According to the ABS, full-time positions also increased, as an additional 169,800 individuals secured employment over the preceding 12 months. The changes mean 61.4 per cent of Australians are now in jobs, compared with 60.7 per cent in January 2015. Unemployment has slumped from 6.2 to 5.8 per cent during this time.
As more companies look to hire staff for key positions in their business, they may encounter skills gaps. This is particularly true in industries that have suffered while the economy changed gears, as they may have been forced to let go of highly qualified workers to maintain profitability.
If your business is struggling to find talented employees, you may wish to consider apprenticeships and traineeships. Organisations can experience a range of benefits from taking on apprentices and trainees, so register with Apprenticeship Central to learn more about the process and access the site’s full range of services.
Job vacancies increasing
Minister for Employment Michaelia Cash said her department’s Internet Vacancy Index showed 166,700 new vacancies were uploaded during January this year. She stated this was a 7.9 per cent increase compared with January 2015, which is the equivalent of 12,100 adverts.
“Particularly encouraging is that this increase in ads, along with other indicators of labour demand, took place across all but one occupational group, demonstrating the underlying resilience of the labour market,” she explained.
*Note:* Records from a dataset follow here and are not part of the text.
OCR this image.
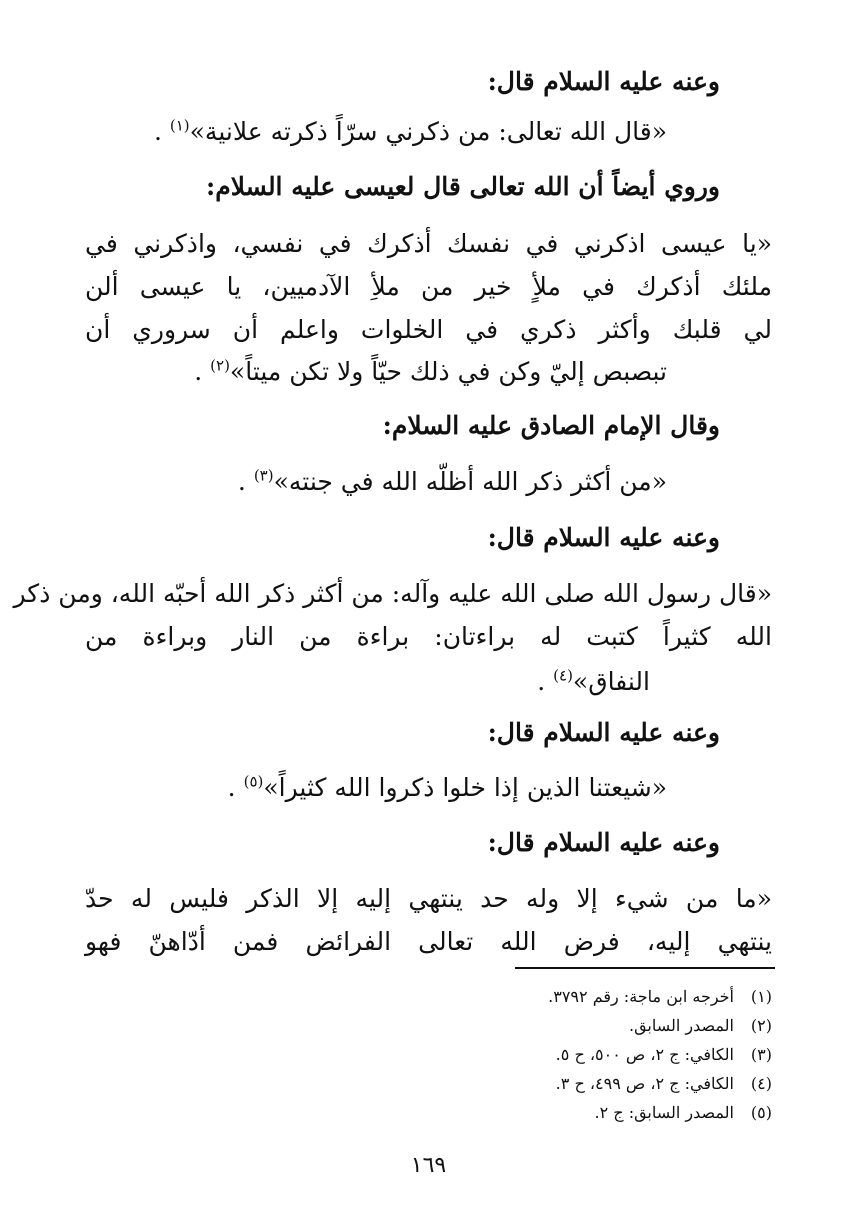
وعنه عليه السلام قال:
«قال الله تعالى: من ذكرني سرّاً ذكرته علانية»$^{(١)}$ .
وروي أيضاً أن الله تعالى قال لعيسى عليه السلام:
«يا عيسى اذكرني في نفسك أذكرك في نفسي، واذكرني في
ملئك أذكرك في ملأٍ خير من ملأِ الآدميين، يا عيسى ألن
لي قلبك وأكثر ذكري في الخلوات واعلم أن سروري أن
تبصبص إليّ وكن في ذلك حيّاً ولا تكن ميتاً»$^{(٢)}$ .
وقال الإمام الصادق عليه السلام:
«من أكثر ذكر الله أظلّه الله في جنته»$^{(٣)}$ .
وعنه عليه السلام قال:
«قال رسول الله صلى الله عليه وآله: من أكثر ذكر الله أحبّه الله، ومن ذكر
الله كثيراً كتبت له براءتان: براءة من النار وبراءة من
النفاق»$^{(٤)}$ .
وعنه عليه السلام قال:
«شيعتنا الذين إذا خلوا ذكروا الله كثيراً»$^{(٥)}$ .
وعنه عليه السلام قال:
«ما من شيء إلا وله حد ينتهي إليه إلا الذكر فليس له حدّ
ينتهي إليه، فرض الله تعالى الفرائض فمن أدّاهنّ فهو
(١)أخرجه ابن ماجة: رقم ٣٧٩٢.
(٢)المصدر السابق.
(٣)الكافي: ج ٢، ص ٥٠٠، ح ٥.
(٤)الكافي: ج ٢، ص ٤٩٩، ح ٣.
(٥)المصدر السابق: ج ٢.
١٦٩
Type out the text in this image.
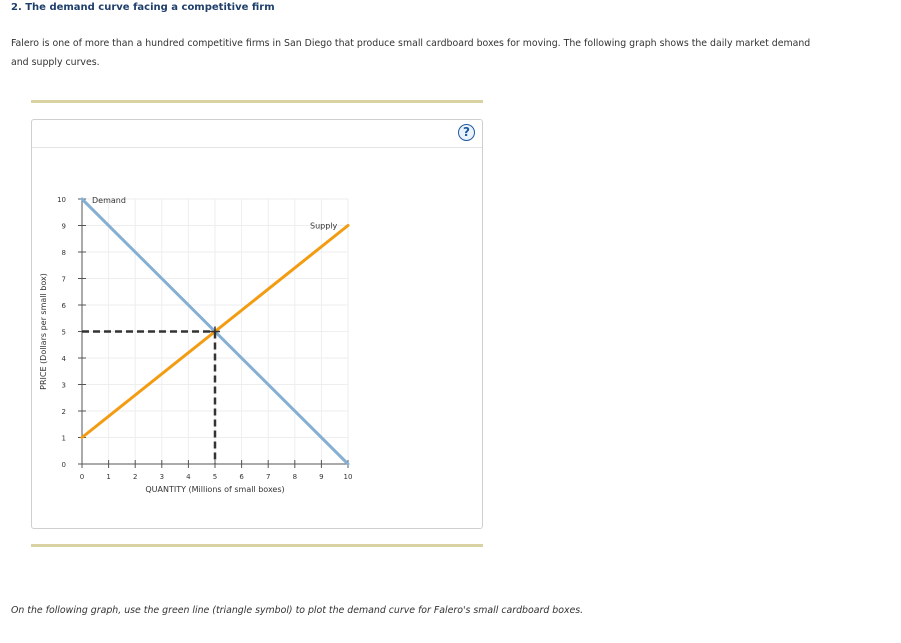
2. The demand curve facing a competitive firm
Falero is one of more than a hundred competitive firms in San Diego that produce small cardboard boxes for moving. The following graph shows the daily market demand and supply curves.
?
0
1
2
3
4
5
6
7
8
9
10
0	1	2	3	4	5	6	7	8	9	10
QUANTITY (Millions of small boxes)
PRICE (Dollars per small box)
Demand
Supply
On the following graph, use the green line (triangle symbol) to plot the demand curve for Falero's small cardboard boxes.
“The Australian economy has created almost 300,000 new jobs in the last year alone, with the female participation rate in November, for example, at an all-time high.”
Ms Cash also highlighted the ANZ Job Advertisement data for January, which recorded an 11.3 per cent rise in posted adverts over the preceding 12 months. In real terms, this meant 16,000 more vacancies were available.
She said the ANZ data, when combined with the Internet Vacancy Index figures, showed the country is extremely resilient despite the sluggish performance of the mining sector.
The employment minister also added that the federal government intends to continue rolling out its jobs plan, which will boost capacity and attract investment. These initiatives, she claimed, would improve employment across multiple industries in the country.